The University of Connecticut Senate discussed ways to address a looming $42 million budget deficit projected for next year and voted to require professors to provide course syllabi to students.

The University Senate is a legislative body formed of professors and administrators responsible for establishing regulations of educational programs that are not reserved to the Board of Trusteees.

The Senate held its monthly meeting Monday. With President Susan Herbst in Dallas, TX supporting the men's basketball team, Provost Mun Choi delivered the opening report in her place. 

"I'm going to speak to the topic on the mind of many people, and that's the budget," Choi said.  

The $42 million structural deficit is not something that can be overcome in any one fiscal year, however the Provost presented a plan that he said will address the issue while also enabling long-term university growth. 

"The structural deficit is not one of its own making, it has been created because of cuts in state appropriations," Choi said. 

Choi presented data showing that although total undergraduate enrollment at Storrs has increased by 9.4 percent from fiscal year 2008 to 2014, state appropriations has fallen almost 13 percent. 

Due to concern from faculty that the university cannot continue to grow with the current budget, and that unsustainable growth and expenses will nullify NextGen funds, only 3,550 total undergraduates will be allowed to enroll next year. 

But Choi emphasized that faculty and staff hiring will not be affected.
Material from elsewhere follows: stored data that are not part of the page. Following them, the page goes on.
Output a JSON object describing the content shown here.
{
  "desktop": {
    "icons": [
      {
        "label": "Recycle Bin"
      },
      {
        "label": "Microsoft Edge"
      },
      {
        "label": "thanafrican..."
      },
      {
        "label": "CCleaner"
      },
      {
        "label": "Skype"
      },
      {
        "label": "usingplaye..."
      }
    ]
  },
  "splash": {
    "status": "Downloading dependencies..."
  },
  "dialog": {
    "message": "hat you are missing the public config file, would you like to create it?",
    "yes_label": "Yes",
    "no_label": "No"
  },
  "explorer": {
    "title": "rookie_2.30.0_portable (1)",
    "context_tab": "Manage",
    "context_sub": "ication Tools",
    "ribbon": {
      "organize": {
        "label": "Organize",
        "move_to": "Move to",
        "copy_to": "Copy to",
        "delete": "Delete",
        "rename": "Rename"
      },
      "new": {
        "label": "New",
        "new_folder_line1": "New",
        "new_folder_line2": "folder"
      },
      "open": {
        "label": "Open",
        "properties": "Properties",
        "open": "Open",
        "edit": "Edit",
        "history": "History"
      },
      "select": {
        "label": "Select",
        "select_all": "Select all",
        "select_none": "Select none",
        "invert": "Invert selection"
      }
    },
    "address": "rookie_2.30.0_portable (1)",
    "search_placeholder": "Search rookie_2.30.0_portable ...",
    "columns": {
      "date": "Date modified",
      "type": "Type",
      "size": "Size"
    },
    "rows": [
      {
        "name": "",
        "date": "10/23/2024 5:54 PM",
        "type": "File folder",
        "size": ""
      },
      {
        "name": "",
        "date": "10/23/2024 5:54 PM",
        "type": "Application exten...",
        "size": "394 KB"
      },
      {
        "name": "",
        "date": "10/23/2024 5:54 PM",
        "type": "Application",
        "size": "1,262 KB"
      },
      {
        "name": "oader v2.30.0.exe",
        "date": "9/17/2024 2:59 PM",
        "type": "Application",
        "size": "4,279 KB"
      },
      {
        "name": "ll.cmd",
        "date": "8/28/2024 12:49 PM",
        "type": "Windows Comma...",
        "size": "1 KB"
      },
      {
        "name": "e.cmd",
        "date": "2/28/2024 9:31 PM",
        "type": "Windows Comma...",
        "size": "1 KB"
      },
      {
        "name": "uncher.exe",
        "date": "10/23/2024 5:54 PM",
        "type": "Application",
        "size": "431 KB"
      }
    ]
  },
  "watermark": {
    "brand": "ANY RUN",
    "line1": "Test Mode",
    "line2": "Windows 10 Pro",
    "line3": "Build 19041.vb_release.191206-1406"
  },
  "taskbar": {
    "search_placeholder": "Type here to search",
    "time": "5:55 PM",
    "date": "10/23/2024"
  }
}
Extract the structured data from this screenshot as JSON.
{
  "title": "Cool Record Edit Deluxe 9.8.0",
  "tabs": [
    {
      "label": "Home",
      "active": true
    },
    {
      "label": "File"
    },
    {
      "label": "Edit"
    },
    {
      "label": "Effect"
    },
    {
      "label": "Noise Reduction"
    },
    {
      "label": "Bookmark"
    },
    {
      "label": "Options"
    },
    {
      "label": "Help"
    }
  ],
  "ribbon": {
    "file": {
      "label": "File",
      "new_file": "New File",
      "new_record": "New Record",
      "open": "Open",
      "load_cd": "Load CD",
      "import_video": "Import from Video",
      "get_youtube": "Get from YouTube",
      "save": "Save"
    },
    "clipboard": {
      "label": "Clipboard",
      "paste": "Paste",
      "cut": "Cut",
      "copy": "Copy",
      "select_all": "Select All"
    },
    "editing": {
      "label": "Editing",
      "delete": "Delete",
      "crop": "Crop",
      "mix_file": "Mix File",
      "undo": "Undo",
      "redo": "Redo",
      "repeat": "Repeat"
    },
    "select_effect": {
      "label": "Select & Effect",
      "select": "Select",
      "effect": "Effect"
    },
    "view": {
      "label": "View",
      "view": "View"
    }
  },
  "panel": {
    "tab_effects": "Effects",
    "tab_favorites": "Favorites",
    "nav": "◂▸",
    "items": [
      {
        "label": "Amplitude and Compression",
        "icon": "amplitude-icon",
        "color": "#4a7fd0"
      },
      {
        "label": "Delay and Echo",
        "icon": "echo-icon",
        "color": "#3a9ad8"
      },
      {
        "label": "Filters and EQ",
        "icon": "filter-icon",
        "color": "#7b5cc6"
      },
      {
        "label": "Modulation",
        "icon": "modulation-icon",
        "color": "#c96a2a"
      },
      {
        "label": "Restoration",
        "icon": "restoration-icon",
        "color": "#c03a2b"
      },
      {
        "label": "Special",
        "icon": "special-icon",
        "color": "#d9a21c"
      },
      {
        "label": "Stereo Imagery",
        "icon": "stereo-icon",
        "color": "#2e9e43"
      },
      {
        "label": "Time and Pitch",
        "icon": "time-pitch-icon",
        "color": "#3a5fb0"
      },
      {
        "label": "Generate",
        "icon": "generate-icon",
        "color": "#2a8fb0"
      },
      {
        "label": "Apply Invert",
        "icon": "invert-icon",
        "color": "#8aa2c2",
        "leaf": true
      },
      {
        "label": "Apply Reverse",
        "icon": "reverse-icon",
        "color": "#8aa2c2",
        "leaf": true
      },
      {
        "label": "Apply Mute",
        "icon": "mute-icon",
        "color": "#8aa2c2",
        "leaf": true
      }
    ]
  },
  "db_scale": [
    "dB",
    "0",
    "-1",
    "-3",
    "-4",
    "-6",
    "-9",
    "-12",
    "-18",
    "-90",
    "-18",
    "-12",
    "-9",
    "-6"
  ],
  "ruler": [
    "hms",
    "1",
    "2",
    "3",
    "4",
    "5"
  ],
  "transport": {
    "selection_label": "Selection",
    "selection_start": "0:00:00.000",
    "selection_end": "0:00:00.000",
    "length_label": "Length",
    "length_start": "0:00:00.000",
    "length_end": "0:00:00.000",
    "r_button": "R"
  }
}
The faculty to student ratio is expected to decrease from 18.3 to 1, to 16 to 1 next year. 

The Senate also voted on a motion presented by the Scholastic Standards, Faculty Standards, and Curricula and Courses Committee of the University Senate that would require faculty to provide their students with a course syllabus. 

Senator Thomas Recchio, who presented the amendment, said, "The overwhelming conclusion is that a syllabus supports the interests of instructors and students in fundamental ways, and consequently the bylaws should make explicit that the provision of a syllabus is mandatory."

 After a lengthily debate, the motion was approved. 

Wayne Locust of the Retnention and Graduation Task Force presented the group's annual report. Initiatives by the task force include an ACT Engage Survey to be completed by freshmen during orientation to gauge student opinion on a variety of topics, including coordinated mentoring programs, UConn Undergraduate Women's Participation in STEM programs, expanded Husky Help Desk outreach to urban schools and communities, re-engaging dropouts and intrusive advising. 

"We're swimming in a different pool than we were twenty years ago," said Locust. 

He reported that the average SAT of entering freshman are 122 points higher than in 2007. 

Peter Diplock  presented the annual report from the Center for Excellence in Teaching and Learning. He spoke about the newly created eCampus, which provides "enhanced centralized support for development of entrepreneurial programs," specifically, "UConn's online initiative, working with faculty and departments to facilitate the development of high demand/high enrollment quality online courses." 

Diplock discussed UConn's growing Early College Experience program. During the last twenty years, the program has increased enrollment of high school and potential UConn students from about 2,000 to 10,000. 

The University Senate will next meet on May 5 and is set to vote on two motions that will amend bylaws that detail to the process for appealing grades and rescheduling exams.